Greece's musical superstars have found themselves at the receiving end of public outrage after some of the country's best-known singers were accused of hiding their real incomes from the taxman.
As pensioners and public sector workers are fed another dose of the austerity policies mandated by Greece's international lenders, the leading Greek daily Ta Nea has published what it claimed were the declared incomes of more than 30 well-known and well-paid artists during 2008-2009, the period just before the sovereign debt storm ravaged the country's finances.
Many of the named singers usually perform on a daily basis at Greece's popular bouzoukia night- clubs. The newspaper claims that many of the vocalists could make up to €12,000 a night, yet allegedly declared as little as €3,223.86 in income for the entire year.
The allegations sparked fury across the internet.
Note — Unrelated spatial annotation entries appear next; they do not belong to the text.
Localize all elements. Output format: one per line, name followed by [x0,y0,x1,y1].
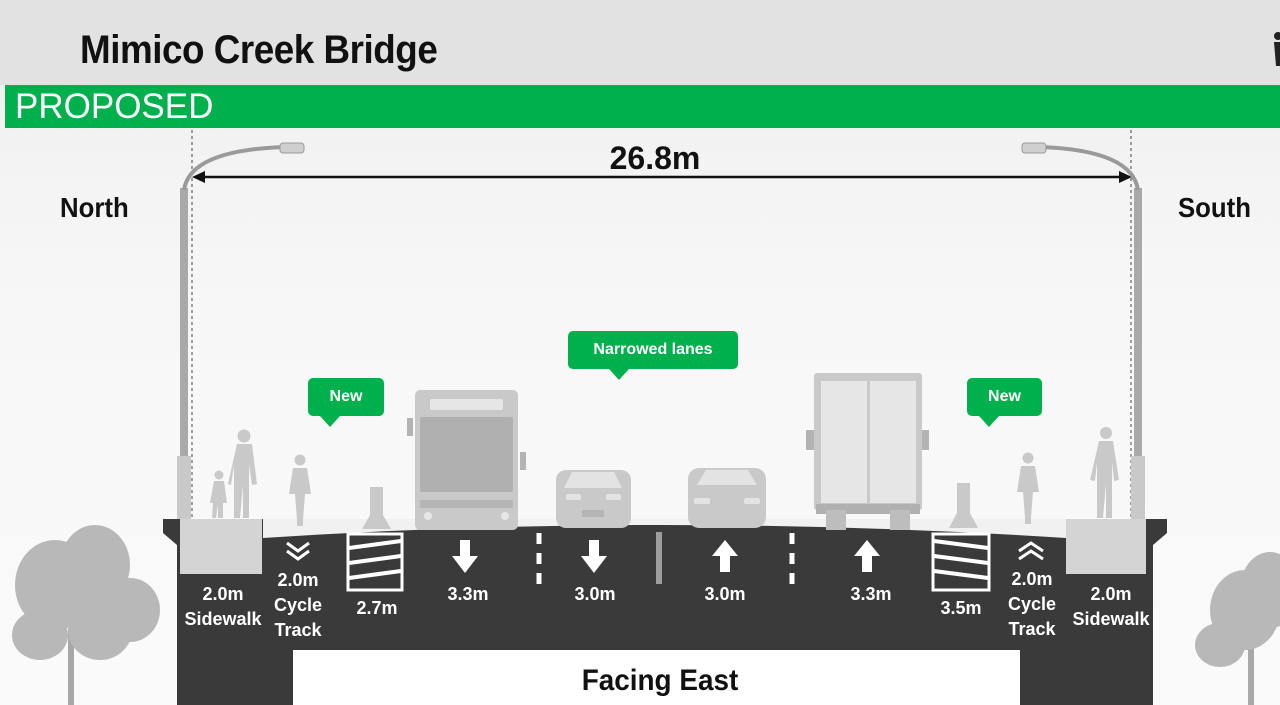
pedestrian-south-icon [1090,427,1119,518]
segment-lane-westbound-inner: 3.0m [560,582,630,607]
segment-lane-eastbound-inner: 3.0m [690,582,760,607]
status-label: PROPOSED [15,87,214,126]
segment-name: Sidewalk [184,609,262,629]
header-band [0,0,1280,85]
segment-name: Cycle [273,595,323,615]
bridge-deck [163,519,1167,705]
arrow-up-icon [712,540,738,572]
narrowed-lanes-callout: Narrowed lanes [568,331,738,380]
new-south-callout: New [967,378,1042,427]
segment-name: Cycle [1007,594,1057,614]
truck-icon [806,373,929,530]
new-north-callout: New [308,378,384,427]
segment-cycle-track-north: 2.0m Cycle Track [258,568,338,643]
arrow-up-icon [854,540,880,572]
status-banner: PROPOSED [5,85,1280,128]
segment-width: 2.0m [277,570,319,590]
car-westbound-icon [556,470,631,528]
segment-sidewalk-south: 2.0m Sidewalk [1064,582,1158,632]
segment-buffer-north: 2.7m [342,596,412,621]
segment-width: 3.5m [940,598,982,618]
arrow-down-icon [452,540,478,573]
segment-width: 2.0m [202,584,244,604]
segment-name: Track [1008,619,1056,639]
streetlight-south-icon [1021,142,1145,546]
cyclist-north-icon [289,454,311,526]
segment-buffer-south: 3.5m [926,596,996,621]
separator-south [931,483,991,592]
segment-name: Sidewalk [1072,609,1150,629]
segment-width: 3.0m [704,584,746,604]
tree-left-icon [12,525,160,705]
median-post [656,532,662,584]
segment-width: 3.3m [447,584,489,604]
facing-direction-label: Facing East [581,664,739,697]
tree-right-icon [1195,552,1280,705]
segment-width: 2.0m [1090,584,1132,604]
segment-sidewalk-north: 2.0m Sidewalk [178,582,268,632]
cyclist-south-icon [1017,452,1039,524]
south-label: South [1178,192,1251,223]
chevron-down-icon [286,541,310,561]
car-eastbound-icon [688,468,766,528]
segment-lane-eastbound-curb: 3.3m [836,582,906,607]
pedestrian-child-icon [210,470,227,518]
segment-width: 3.0m [574,584,616,604]
segment-width: 2.0m [1011,569,1053,589]
total-width-label: 26.8m [609,140,701,176]
segment-width: 2.7m [356,598,398,618]
segment-name: Track [274,620,322,640]
segment-width: 3.3m [850,584,892,604]
arrow-down-icon [581,540,607,573]
bus-icon [407,390,526,530]
segment-cycle-track-south: 2.0m Cycle Track [992,567,1072,642]
segment-lane-westbound-curb: 3.3m [433,582,503,607]
chevron-up-icon [1018,541,1044,561]
person-icon [1268,30,1280,66]
north-label: North [60,192,129,223]
pedestrian-adult-icon [228,429,257,518]
page-title: Mimico Creek Bridge [80,28,438,72]
separator-north [346,487,404,592]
Some singers rejected the accuracy of the figures. Many others were quick to justify themselves. Sakis Rouvas, one of Greece's most famous artists who has performed twice at the Eurovision song contest, reacted by saying that the article only recorded his personal income and went on to disclose the full amount his company paid to authorities: up to €1.2m in taxes since 2008. Other famous singers such as Anna Vissi and Giorgos Mazonakis also argued that the newspaper failed to reveal the income of their companies.
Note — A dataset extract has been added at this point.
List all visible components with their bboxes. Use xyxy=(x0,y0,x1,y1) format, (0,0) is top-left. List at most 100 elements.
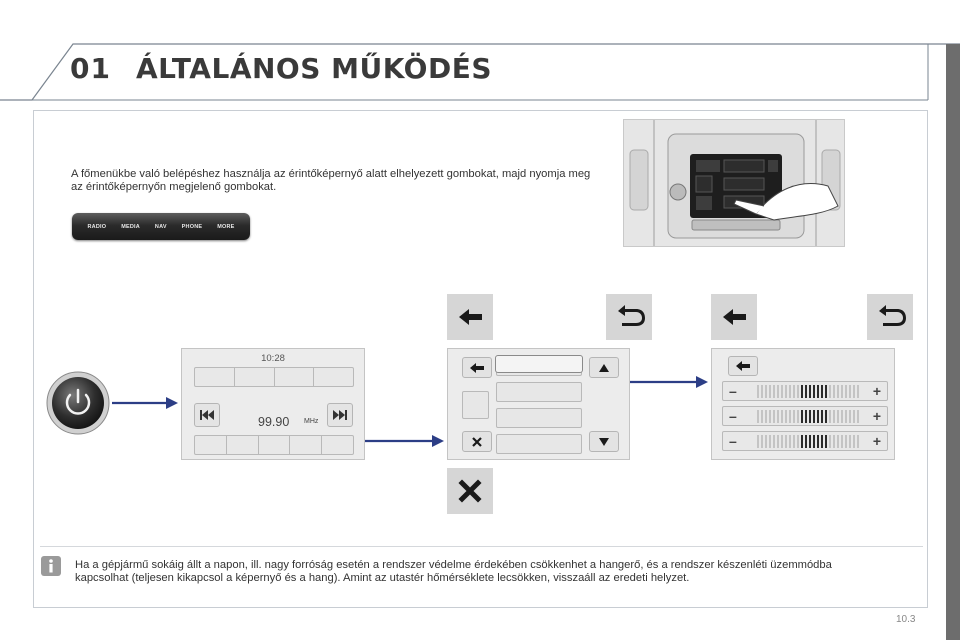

Whatever the accuracy of the data, the article, which was published on Monday, spread fast on social media outlets Facebook and Twitter. One reader commented: "It's a disappointment to read such things about artists you admire especially when they also slam the government for the austerity measures."
Twitter user Silas Serafim joked: "I'm richer than [Anna] Vissi!" (The singer appears on the list as having declared around €3,000 net income for 2008). Magdalini Karagiorgiou, a nurse said the news made her feel sick. "I haven't been paid in four months but I still need to pay my taxes. I'm not granted the 'flexibility' that is afforded to these artists."
Slamming tax evaders is turning into a popular theme across the Continent. In France a left-leaning newspaper criticised the country's richest man, Bernard Arnault, for seeking Belgian nationality in what – despite his denials – was seen as an effort to dodge taxes. Earlier this week, Liberation's front page read "Get lost, you rich idiot", prompting Mr Arnault to sue the paper, according to reports.
In Greece, authorities have long come under fire for not stamping out tax evasion that is estimated to have cost the state around €20bn in 2010 alone.
Vagelis Tsogkas, a political communications specialist who also used to work as a press officer at the Ministry of Development, said the publication of the figures gave some temporary satisfaction to lower echelons of society that have been bearing the brunt of the austerity measures.
"The figures are provocative indeed, but what happens next is the biggest question... What it actually reveals is the weakness of the state mechanism to tackle tax evasion."
French elite trade blows over supertax
Two of the wealthiest men in France, and the world, have exchanged verbal and legal blows on the morality of paying, or avoiding, President François Hollande's proposed 75 per cent tax rate.
Baron Edouard de Rothschild, part of the international banking family, defended the left-wing newspaper that he partly owns after it published a front-page attack on Bernard Arnault, the head of the LVMH luxury goods empire.
Mr Arnault is seeking Franco- Belgian citsizenship but denies that he plans to go into tax exile to avoid Mr Hollande's super tax on the rich. He is suing the left-wing newspaper Libération which used the headline: "Casse-toi, riche con" (Get lost, you rich idiot). This was a reference to an insult mouthed by President Nicolas Sarkozy, a friend of Mr Arnault, to a member of the public who refused to shake his hand. Mr Sarkozy said: "Get lost, you poor idiot."